The lawsuit, filed by Ohio Attorney General Mike DeWine, names Purdue Pharma, Teva Pharmaceuticals, Allergan, Endo Health Solutions and Johnson & Johnson’s Janssen charging that they engaged in fraudulent marketing regarding the risks and benefits of prescription opioids which fueled Ohio’s opioid epidemic.
“These drug manufacturers led prescribers to believe that opioids were not addictive, that addiction was an easy thing to overcome, or that addiction could actually be treated by taking even more opioids,” DeWine said in a statement.
In addition, the suit alleges the drug companies violated the Ohio Consumer Sales Practices Act, committed Medicaid fraud, and created a public nuisance by disseminating false and misleading statements. It seeks to halt deceptive practices, a declaration the companies acted illegally and caused unspecified damages to the state and consumers.
Opioid drugs, including prescription painkillers and heroin, killed more than 33,000 people in the United States in 2015, more than any year on record, according to the U.S. Centers for Disease Control and Prevention. The rate of overdoses has quadrupled since 1999.

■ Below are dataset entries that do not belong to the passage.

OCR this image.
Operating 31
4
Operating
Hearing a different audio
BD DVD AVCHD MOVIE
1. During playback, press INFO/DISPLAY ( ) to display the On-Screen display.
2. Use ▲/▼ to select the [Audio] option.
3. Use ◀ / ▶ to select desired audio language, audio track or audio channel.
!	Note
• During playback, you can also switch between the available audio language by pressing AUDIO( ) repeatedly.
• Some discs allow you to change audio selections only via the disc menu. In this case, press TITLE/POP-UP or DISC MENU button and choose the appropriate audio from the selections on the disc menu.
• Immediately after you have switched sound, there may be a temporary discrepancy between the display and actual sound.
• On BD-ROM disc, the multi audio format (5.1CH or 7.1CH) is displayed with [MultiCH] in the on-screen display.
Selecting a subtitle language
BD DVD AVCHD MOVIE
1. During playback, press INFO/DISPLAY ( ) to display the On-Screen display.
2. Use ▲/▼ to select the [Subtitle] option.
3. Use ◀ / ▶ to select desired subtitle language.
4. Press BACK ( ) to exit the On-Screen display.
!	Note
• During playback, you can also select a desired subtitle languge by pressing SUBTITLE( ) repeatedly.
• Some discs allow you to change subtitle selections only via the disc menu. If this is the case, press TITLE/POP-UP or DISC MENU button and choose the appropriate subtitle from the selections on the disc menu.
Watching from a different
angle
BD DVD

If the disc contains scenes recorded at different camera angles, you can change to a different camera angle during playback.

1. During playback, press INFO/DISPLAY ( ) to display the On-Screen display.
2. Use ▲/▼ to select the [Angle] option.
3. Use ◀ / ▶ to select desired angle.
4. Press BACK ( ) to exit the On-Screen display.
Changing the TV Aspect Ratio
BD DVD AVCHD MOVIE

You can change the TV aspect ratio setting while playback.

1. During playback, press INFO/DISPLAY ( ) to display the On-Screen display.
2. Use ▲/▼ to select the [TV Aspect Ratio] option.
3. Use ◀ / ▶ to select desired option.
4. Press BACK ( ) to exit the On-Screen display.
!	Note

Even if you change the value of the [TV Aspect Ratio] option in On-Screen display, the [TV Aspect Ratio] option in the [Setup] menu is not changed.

The drug’s use (and subsequent) misuse has soared since the 1990s, which DeWine chronicled in the lawsuit to illustrate how the companies “trivialize the risks of opioids while overstating the benefits of using them for chronic pain.”
“Historically, because they were considered too addictive and debilitating for the treatment of chronic pain (like back pain, migraines and arthritis), opioids were used only to treat short-term acute pain or for palliative (end-of-life) care,” he stated in the suit. “However, by the late 1990s, and continuing today, each Defendant began a marketing scheme designed to persuade doctors and patients that opioids can and should be used for chronic pain, a far broader group of patients much more likely to become addicted and suffer other adverse effects from the long-term use of opioids.”

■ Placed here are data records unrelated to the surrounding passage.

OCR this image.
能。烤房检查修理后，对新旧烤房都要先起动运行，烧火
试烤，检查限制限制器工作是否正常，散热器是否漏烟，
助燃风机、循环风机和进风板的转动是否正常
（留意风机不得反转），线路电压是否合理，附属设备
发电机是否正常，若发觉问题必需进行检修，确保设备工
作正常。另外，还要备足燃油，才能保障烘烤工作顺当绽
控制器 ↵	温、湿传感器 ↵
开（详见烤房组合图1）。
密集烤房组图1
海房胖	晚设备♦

The “marketing scheme” is purported to include use of compensating key opinion leaders, or KOLs, as well as medical industry and patient advocacy groups to sway a general practitioner’s knowledge on the safety of the drug.

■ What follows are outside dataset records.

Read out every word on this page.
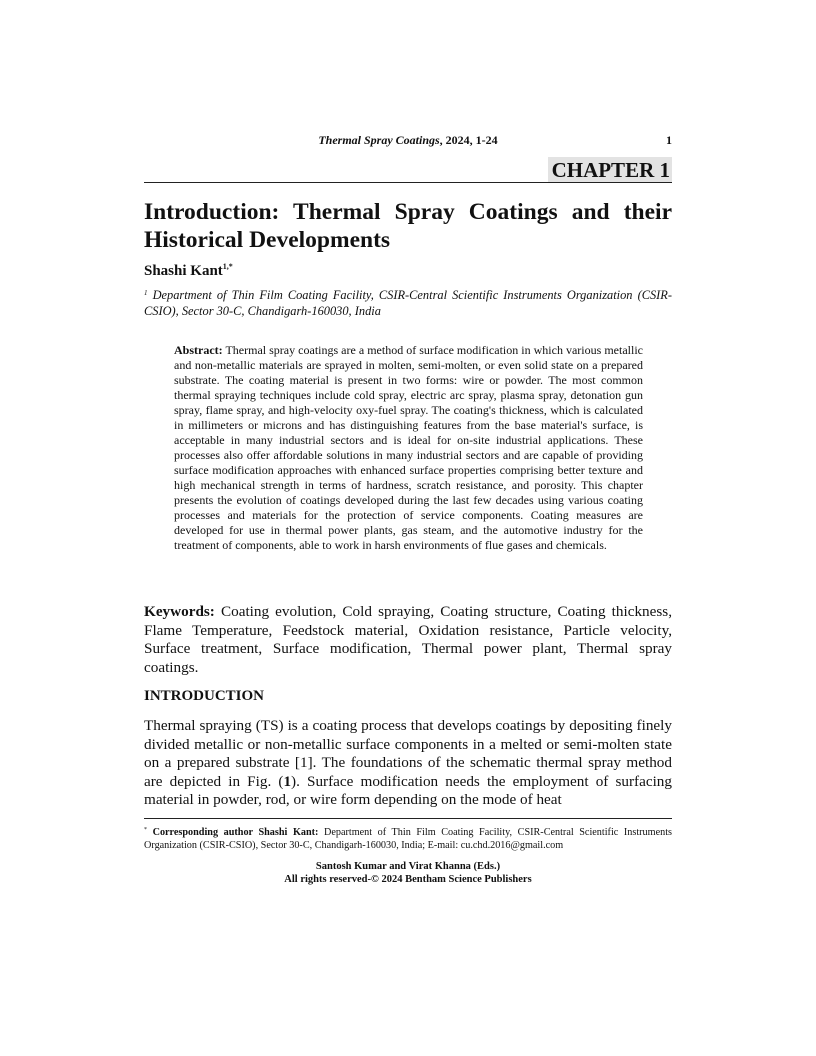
Thermal Spray Coatings, 2024, 1-24	1
CHAPTER 1
Introduction: Thermal Spray Coatings and their
Historical Developments
Shashi Kant$^{1,*}$
$^1$ Department of Thin Film Coating Facility, CSIR-Central Scientific Instruments Organization (CSIR-CSIO), Sector 30-C, Chandigarh-160030, India
Abstract: Thermal spray coatings are a method of surface modification in which various metallic and non-metallic materials are sprayed in molten, semi-molten, or even solid state on a prepared substrate. The coating material is present in two forms: wire or powder. The most common thermal spraying techniques include cold spray, electric arc spray, plasma spray, detonation gun spray, flame spray, and high-velocity oxy-fuel spray. The coating's thickness, which is calculated in millimeters or microns and has distinguishing features from the base material's surface, is acceptable in many industrial sectors and is ideal for on-site industrial applications. These processes also offer affordable solutions in many industrial sectors and are capable of providing surface modification approaches with enhanced surface properties comprising better texture and high mechanical strength in terms of hardness, scratch resistance, and porosity. This chapter presents the evolution of coatings developed during the last few decades using various coating processes and materials for the protection of service components. Coating measures are developed for use in thermal power plants, gas steam, and the automotive industry for the treatment of components, able to work in harsh environments of flue gases and chemicals.
Keywords: Coating evolution, Cold spraying, Coating structure, Coating thickness, Flame Temperature, Feedstock material, Oxidation resistance, Particle velocity, Surface treatment, Surface modification, Thermal power plant, Thermal spray coatings.
INTRODUCTION
Thermal spraying (TS) is a coating process that develops coatings by depositing finely divided metallic or non-metallic surface components in a melted or semi-molten state on a prepared substrate [1]. The foundations of the schematic thermal spray method are depicted in Fig. (1). Surface modification needs the employment of surfacing material in powder, rod, or wire form depending on the mode of heat
* Corresponding author Shashi Kant: Department of Thin Film Coating Facility, CSIR-Central Scientific Instruments Organization (CSIR-CSIO), Sector 30-C, Chandigarh-160030, India; E-mail: cu.chd.2016@gmail.com
Santosh Kumar and Virat Khanna (Eds.)
All rights reserved-© 2024 Bentham Science Publishers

DeWine presents how these efforts resulted in Ohio becoming the epicenter of the crisis.
“In 2012, the total number of opioid doses prescribed to Ohio patients soared to 793 million – enough to supply every man, woman and child in the state with 68 pills each. In 2016 alone, 2.3 million Ohio patients – roughly 20% of the state’s population – were prescribed an opioid drug.”
A Janssen spokeswoman said the lawsuit’s allegations are “legally and factually unfounded,” in an email to the Cleveland Plain Dealer.
“Janssen has acted appropriately, responsibly and in the best interests of patients regarding our opioid pain medications, which are FDA-approved and carry FDA-mandated warnings about the known risks of the medications on every product label,” spokeswoman Jessica Castles Smith said in the email.
Purdue Pharma, maker of OxyContin, said it shared DeWine’s concerns about the opioid crisis and is committed to working collaboratively to find solutions.
“OxyContin accounts for less than 2 percent of the opioid analgesic prescription market nationally, but we are an industry leader in the development of abuse-deterrent technology, advocating for the use of prescription drug monitoring programs and supporting access to Naloxone–all important components for combating the opioid crisis,” the company said in a statement.
Ohio joins the state of Mississippi, two California counties, four New York counties and the city of Chicago in opioid marketing suits. Several counties in West Virginia have also filed lawsuits against drug wholesalers who they say failed to report suspicious orders of opioids.